Last Call Review of draft-ietf-httpbis-unprompted-auth-10
review-ietf-httpbis-unprompted-auth-10-genart-lc-enghardt-2024-09-09-00
Request | Review of | draft-ietf-httpbis-unprompted-auth |
---|---|---|
Requested revision | No specific revision (document currently at 12) | |
Type | Last Call Review | |
Team | General Area Review Team (Gen-ART) (genart) | |
Deadline | 2024-09-11 | |
Requested | 2024-08-28 | |
Authors | David Schinazi , David Oliver , Jonathan Hoyland | |
I-D last updated | 2024-09-09 | |
Completed reviews |
Secdir Last Call review of -10
by Rich Salz
(diff)
Genart Last Call review of -10 by Reese Enghardt (diff) Opsdir Last Call review of -10 by Ran Chen (diff) Artart Last Call review of -10 by Robert Sparks (diff) |
|
Assignment | Reviewer | Reese Enghardt |
State | Completed | |
Request | Last Call review on draft-ietf-httpbis-unprompted-auth by General Area Review Team (Gen-ART) Assigned | |
Posted at | https://mailarchive.ietf.org/arch/msg/gen-art/DI5b7yhHiVWHYIU6rUDbitjunHA | |
Reviewed revision | 10 (document currently at 12) | |
Result | Ready w/nits | |
Completed | 2024-09-09 |
review-ietf-httpbis-unprompted-auth-10-genart-lc-enghardt-2024-09-09-00
I am the assigned Gen-ART reviewer for this draft. The General Area Review Team (Gen-ART) reviews all IETF documents being processed by the IESG for the IETF Chair. Please treat these comments just like any other last call comments. For more information, please see the FAQ at <https://wiki.ietf.org/en/group/gen/GenArtFAQ>. Document: draft-ietf-httpbis-unprompted-auth-10 Reviewer: Reese Enghardt Review Date: 2024-09-09 IETF LC End Date: 2024-09-11 IESG Telechat date: Not scheduled for a telechat Summary: The document is fairly clear and concise. I have a few suggestions to make the document more accessible. Major issues: None.

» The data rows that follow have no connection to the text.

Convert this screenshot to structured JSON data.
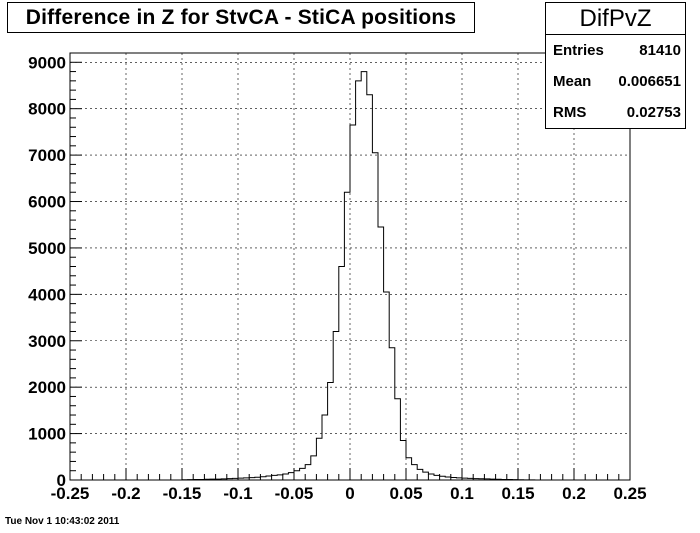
{
  "title": "Difference in Z for StvCA - StiCA positions",
  "stats": {
    "name": "DifPvZ",
    "rows": [
      {
        "label": "Entries",
        "value": "81410"
      },
      {
        "label": "Mean",
        "value": "0.006651"
      },
      {
        "label": "RMS",
        "value": "0.02753"
      }
    ]
  },
  "timestamp": "Tue Nov  1 10:43:02 2011",
  "chart_data": {
    "type": "bar",
    "xlim": [
      -0.25,
      0.25
    ],
    "ylim": [
      0,
      9200
    ],
    "bin_width": 0.005,
    "x_ticks": [
      -0.25,
      -0.2,
      -0.15,
      -0.1,
      -0.05,
      0,
      0.05,
      0.1,
      0.15,
      0.2,
      0.25
    ],
    "x_tick_labels": [
      "-0.25",
      "-0.2",
      "-0.15",
      "-0.1",
      "-0.05",
      "0",
      "0.05",
      "0.1",
      "0.15",
      "0.2",
      "0.25"
    ],
    "y_ticks": [
      0,
      1000,
      2000,
      3000,
      4000,
      5000,
      6000,
      7000,
      8000,
      9000
    ],
    "y_tick_labels": [
      "0",
      "1000",
      "2000",
      "3000",
      "4000",
      "5000",
      "6000",
      "7000",
      "8000",
      "9000"
    ],
    "grid": true,
    "bins": [
      [
        -0.15,
        5
      ],
      [
        -0.145,
        8
      ],
      [
        -0.14,
        10
      ],
      [
        -0.135,
        12
      ],
      [
        -0.13,
        15
      ],
      [
        -0.125,
        18
      ],
      [
        -0.12,
        20
      ],
      [
        -0.115,
        25
      ],
      [
        -0.11,
        30
      ],
      [
        -0.105,
        35
      ],
      [
        -0.1,
        40
      ],
      [
        -0.095,
        45
      ],
      [
        -0.09,
        50
      ],
      [
        -0.085,
        60
      ],
      [
        -0.08,
        70
      ],
      [
        -0.075,
        85
      ],
      [
        -0.07,
        100
      ],
      [
        -0.065,
        110
      ],
      [
        -0.06,
        130
      ],
      [
        -0.055,
        160
      ],
      [
        -0.05,
        200
      ],
      [
        -0.045,
        250
      ],
      [
        -0.04,
        330
      ],
      [
        -0.035,
        520
      ],
      [
        -0.03,
        900
      ],
      [
        -0.025,
        1400
      ],
      [
        -0.02,
        2100
      ],
      [
        -0.015,
        3200
      ],
      [
        -0.01,
        4600
      ],
      [
        -0.005,
        6200
      ],
      [
        0,
        7650
      ],
      [
        0.005,
        8600
      ],
      [
        0.01,
        8800
      ],
      [
        0.015,
        8300
      ],
      [
        0.02,
        7050
      ],
      [
        0.025,
        5450
      ],
      [
        0.03,
        4050
      ],
      [
        0.035,
        2850
      ],
      [
        0.04,
        1750
      ],
      [
        0.045,
        850
      ],
      [
        0.05,
        480
      ],
      [
        0.055,
        330
      ],
      [
        0.06,
        230
      ],
      [
        0.065,
        170
      ],
      [
        0.07,
        130
      ],
      [
        0.075,
        100
      ],
      [
        0.08,
        80
      ],
      [
        0.085,
        65
      ],
      [
        0.09,
        55
      ],
      [
        0.095,
        45
      ],
      [
        0.1,
        40
      ],
      [
        0.105,
        35
      ],
      [
        0.11,
        30
      ],
      [
        0.115,
        28
      ],
      [
        0.12,
        24
      ],
      [
        0.125,
        20
      ],
      [
        0.13,
        16
      ],
      [
        0.135,
        12
      ],
      [
        0.14,
        10
      ],
      [
        0.145,
        8
      ],
      [
        0.15,
        5
      ],
      [
        0.155,
        4
      ],
      [
        0.16,
        3
      ]
    ]
  }
}
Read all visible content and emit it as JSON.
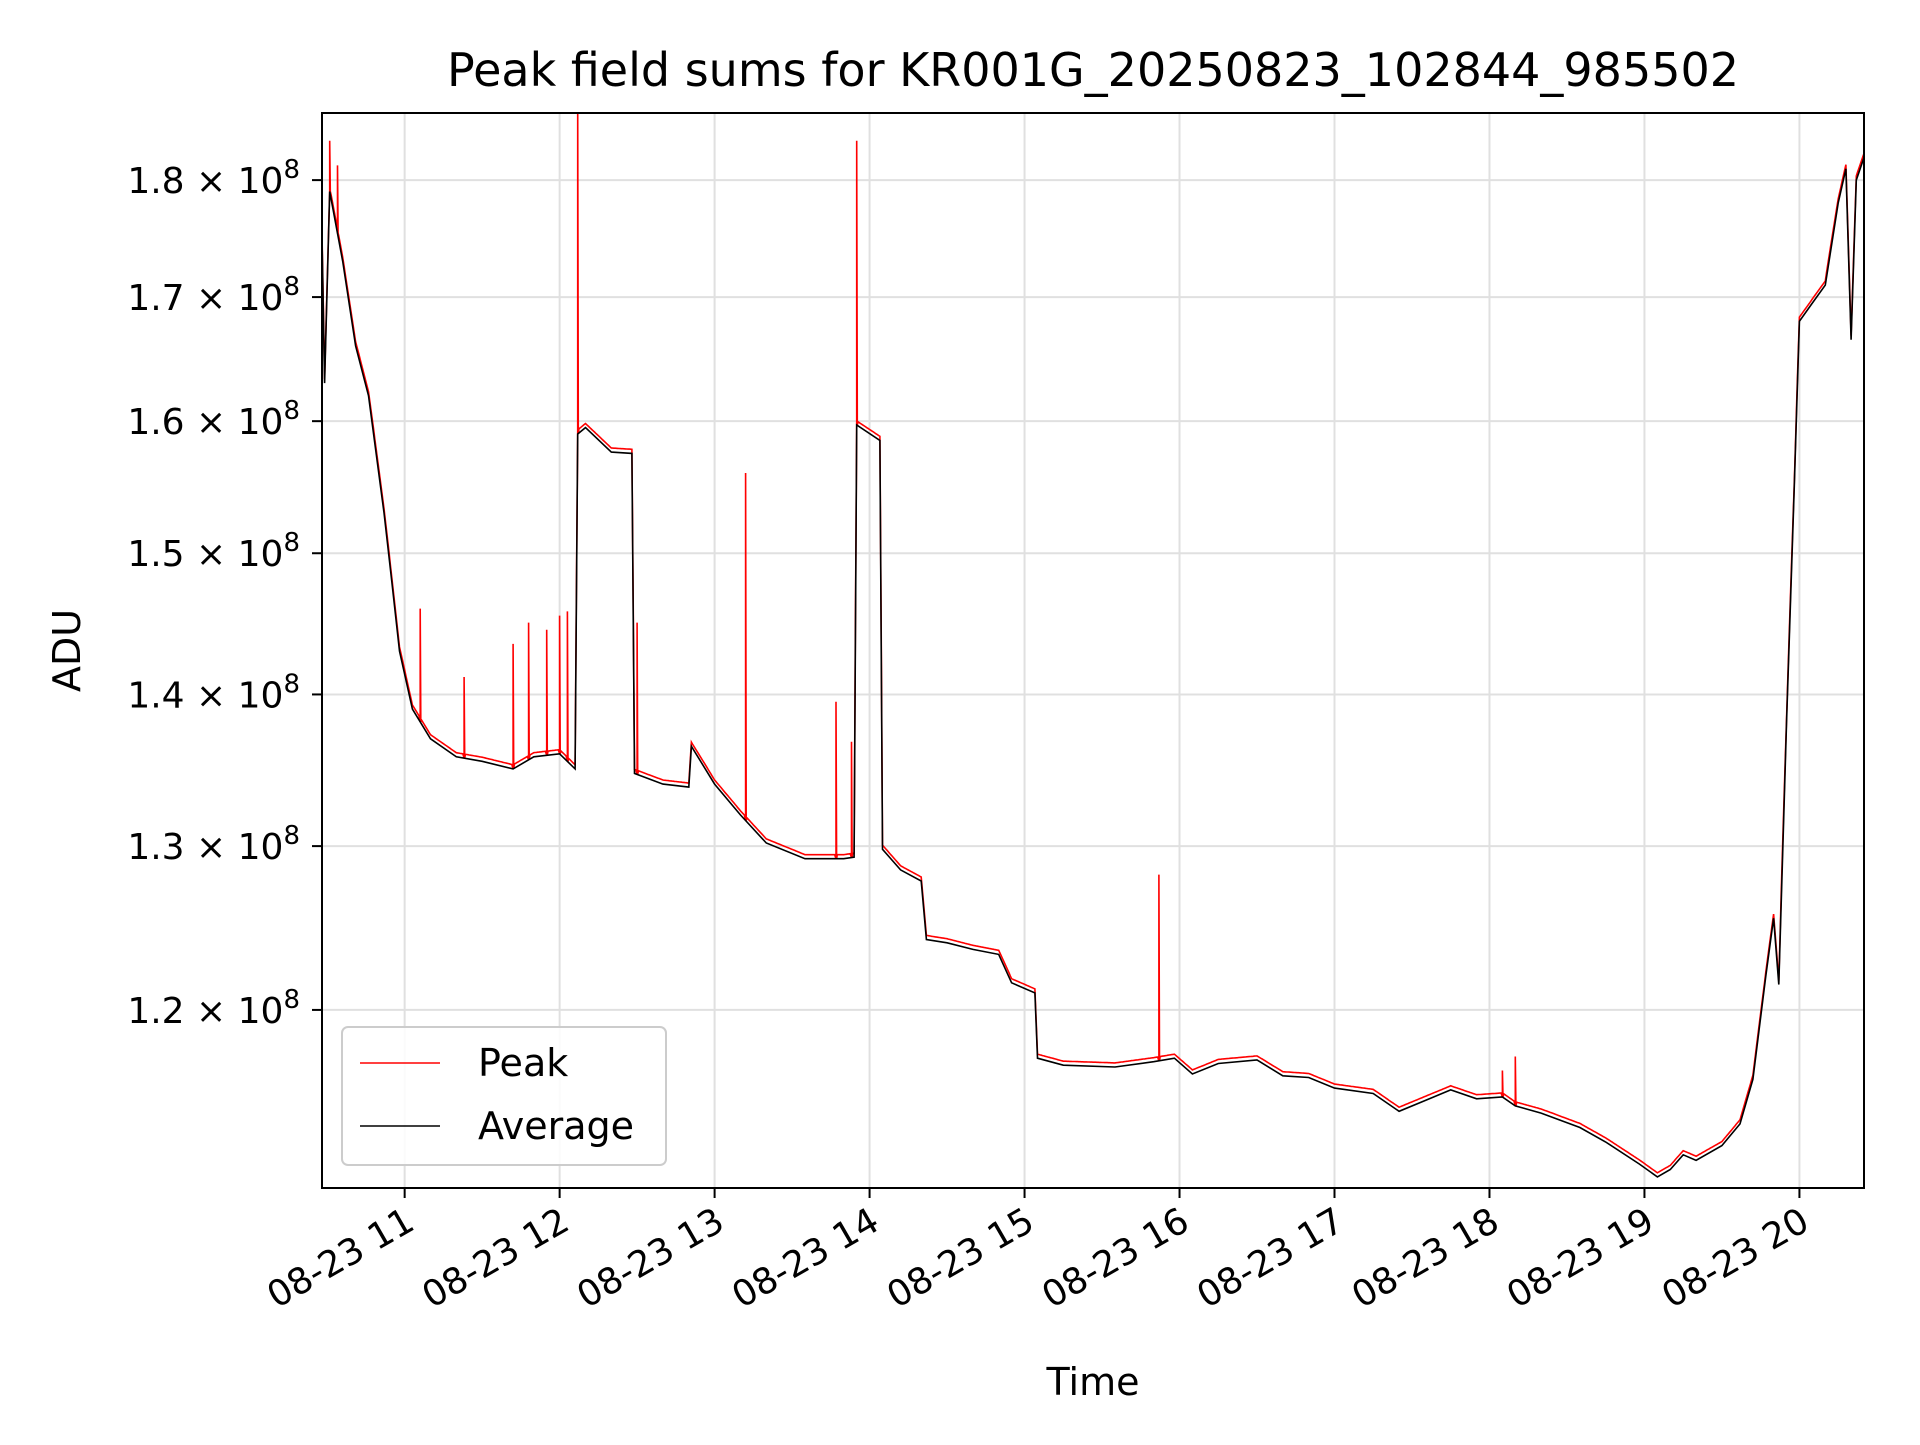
{
  "chart_data": {
    "type": "line",
    "title": "Peak field sums for KR001G_20250823_102844_985502",
    "xlabel": "Time",
    "ylabel": "ADU",
    "yscale": "log",
    "xlim": [
      "2025-08-23 10:28",
      "2025-08-23 20:25"
    ],
    "ylim": [
      110000000,
      186000000
    ],
    "grid": true,
    "legend_position": "lower-left",
    "x_ticks": [
      {
        "time": "2025-08-23 11:00",
        "label": "08-23 11"
      },
      {
        "time": "2025-08-23 12:00",
        "label": "08-23 12"
      },
      {
        "time": "2025-08-23 13:00",
        "label": "08-23 13"
      },
      {
        "time": "2025-08-23 14:00",
        "label": "08-23 14"
      },
      {
        "time": "2025-08-23 15:00",
        "label": "08-23 15"
      },
      {
        "time": "2025-08-23 16:00",
        "label": "08-23 16"
      },
      {
        "time": "2025-08-23 17:00",
        "label": "08-23 17"
      },
      {
        "time": "2025-08-23 18:00",
        "label": "08-23 18"
      },
      {
        "time": "2025-08-23 19:00",
        "label": "08-23 19"
      },
      {
        "time": "2025-08-23 20:00",
        "label": "08-23 20"
      }
    ],
    "y_ticks": [
      {
        "value": 120000000,
        "mantissa": "1.2",
        "exponent": "8"
      },
      {
        "value": 130000000,
        "mantissa": "1.3",
        "exponent": "8"
      },
      {
        "value": 140000000,
        "mantissa": "1.4",
        "exponent": "8"
      },
      {
        "value": 150000000,
        "mantissa": "1.5",
        "exponent": "8"
      },
      {
        "value": 160000000,
        "mantissa": "1.6",
        "exponent": "8"
      },
      {
        "value": 170000000,
        "mantissa": "1.7",
        "exponent": "8"
      },
      {
        "value": 180000000,
        "mantissa": "1.8",
        "exponent": "8"
      }
    ],
    "series": [
      {
        "name": "Average",
        "color": "#000000",
        "points": [
          [
            "10:28",
            175000000
          ],
          [
            "10:29",
            163000000
          ],
          [
            "10:31",
            179000000
          ],
          [
            "10:36",
            173000000
          ],
          [
            "10:41",
            166000000
          ],
          [
            "10:46",
            162000000
          ],
          [
            "10:52",
            153000000
          ],
          [
            "10:55",
            148000000
          ],
          [
            "10:58",
            143000000
          ],
          [
            "11:03",
            139000000
          ],
          [
            "11:10",
            137000000
          ],
          [
            "11:20",
            135800000
          ],
          [
            "11:30",
            135500000
          ],
          [
            "11:42",
            135000000
          ],
          [
            "11:50",
            135800000
          ],
          [
            "12:00",
            136000000
          ],
          [
            "12:06",
            135000000
          ],
          [
            "12:07",
            159000000
          ],
          [
            "12:10",
            159500000
          ],
          [
            "12:20",
            157600000
          ],
          [
            "12:28",
            157500000
          ],
          [
            "12:29",
            134700000
          ],
          [
            "12:40",
            134000000
          ],
          [
            "12:50",
            133800000
          ],
          [
            "12:51",
            136500000
          ],
          [
            "13:00",
            134000000
          ],
          [
            "13:10",
            132000000
          ],
          [
            "13:20",
            130200000
          ],
          [
            "13:35",
            129200000
          ],
          [
            "13:50",
            129200000
          ],
          [
            "13:54",
            129300000
          ],
          [
            "13:55",
            159700000
          ],
          [
            "14:04",
            158500000
          ],
          [
            "14:05",
            129800000
          ],
          [
            "14:12",
            128500000
          ],
          [
            "14:20",
            127800000
          ],
          [
            "14:22",
            124200000
          ],
          [
            "14:30",
            124000000
          ],
          [
            "14:40",
            123600000
          ],
          [
            "14:50",
            123300000
          ],
          [
            "14:55",
            121600000
          ],
          [
            "15:04",
            121000000
          ],
          [
            "15:05",
            117200000
          ],
          [
            "15:15",
            116800000
          ],
          [
            "15:35",
            116700000
          ],
          [
            "15:50",
            117000000
          ],
          [
            "15:58",
            117200000
          ],
          [
            "16:05",
            116300000
          ],
          [
            "16:15",
            116900000
          ],
          [
            "16:30",
            117100000
          ],
          [
            "16:40",
            116200000
          ],
          [
            "16:50",
            116100000
          ],
          [
            "17:00",
            115500000
          ],
          [
            "17:15",
            115200000
          ],
          [
            "17:25",
            114200000
          ],
          [
            "17:35",
            114800000
          ],
          [
            "17:45",
            115400000
          ],
          [
            "17:55",
            114900000
          ],
          [
            "18:05",
            115000000
          ],
          [
            "18:10",
            114500000
          ],
          [
            "18:20",
            114100000
          ],
          [
            "18:35",
            113300000
          ],
          [
            "18:45",
            112500000
          ],
          [
            "18:58",
            111300000
          ],
          [
            "19:05",
            110600000
          ],
          [
            "19:10",
            111000000
          ],
          [
            "19:15",
            111800000
          ],
          [
            "19:20",
            111500000
          ],
          [
            "19:30",
            112300000
          ],
          [
            "19:37",
            113500000
          ],
          [
            "19:42",
            116000000
          ],
          [
            "19:47",
            122000000
          ],
          [
            "19:50",
            125500000
          ],
          [
            "19:52",
            121500000
          ],
          [
            "19:55",
            138000000
          ],
          [
            "19:58",
            155000000
          ],
          [
            "20:00",
            168000000
          ],
          [
            "20:05",
            169500000
          ],
          [
            "20:10",
            171000000
          ],
          [
            "20:15",
            178000000
          ],
          [
            "20:18",
            181000000
          ],
          [
            "20:20",
            166500000
          ],
          [
            "20:22",
            180000000
          ],
          [
            "20:25",
            182000000
          ]
        ]
      },
      {
        "name": "Peak",
        "color": "#ff0000",
        "spikes": [
          [
            "10:31",
            183500000
          ],
          [
            "10:34",
            181300000
          ],
          [
            "11:06",
            146000000
          ],
          [
            "11:23",
            141200000
          ],
          [
            "11:42",
            143500000
          ],
          [
            "11:48",
            145000000
          ],
          [
            "11:55",
            144500000
          ],
          [
            "12:00",
            145500000
          ],
          [
            "12:03",
            145800000
          ],
          [
            "12:07",
            187000000
          ],
          [
            "12:30",
            145000000
          ],
          [
            "13:12",
            156000000
          ],
          [
            "13:47",
            139500000
          ],
          [
            "13:53",
            136800000
          ],
          [
            "13:55",
            183500000
          ],
          [
            "15:52",
            128200000
          ],
          [
            "18:05",
            116500000
          ],
          [
            "18:10",
            117300000
          ]
        ]
      }
    ]
  },
  "legend": {
    "peak_label": "Peak",
    "average_label": "Average"
  }
}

Minor issues: Section 1: "Members of less well-defined communities might use more ephemeral keys to acquire access to geography- or capability-specific resources, as issued by an entity whose user base is larger than the available resources can support (by having that entity metering the availability of keys temporally or geographically)." Does this sentence introduce a new use case that is separate from the company use case described in the previous sentence, or is it a similar use case but under different circumstances? It is not quite clear to me what a "member of a less well-defined community" is, I assume "less well-defined than employees of a company"? Are users within a certain geography or with devices with specific capabilities an example? What does "larger than the available resources can support" mean here, is this part tied to the new use case or circumstances described before? Please consider rephrasing this sentence to make it clearer. Section 2: As a non-expert, I would appreciate a high-level description of the entire flow here. The client generates the data to be signed and then sends the signature, and the details are in Sections 3 and 4, but what happens afterwards? Please consider adding one or two sentences to explain the basic principle of how the scheme works, i.e., how the server is then able to authenticate the client. Section 5: As this section is titled "Example", I expected a full example of the scheme, but it looks like this is just an example of a request. Please consider turning this section into a full example of how the scheme works, potentially moving it to after Section 6. Nits/editorial comments: None.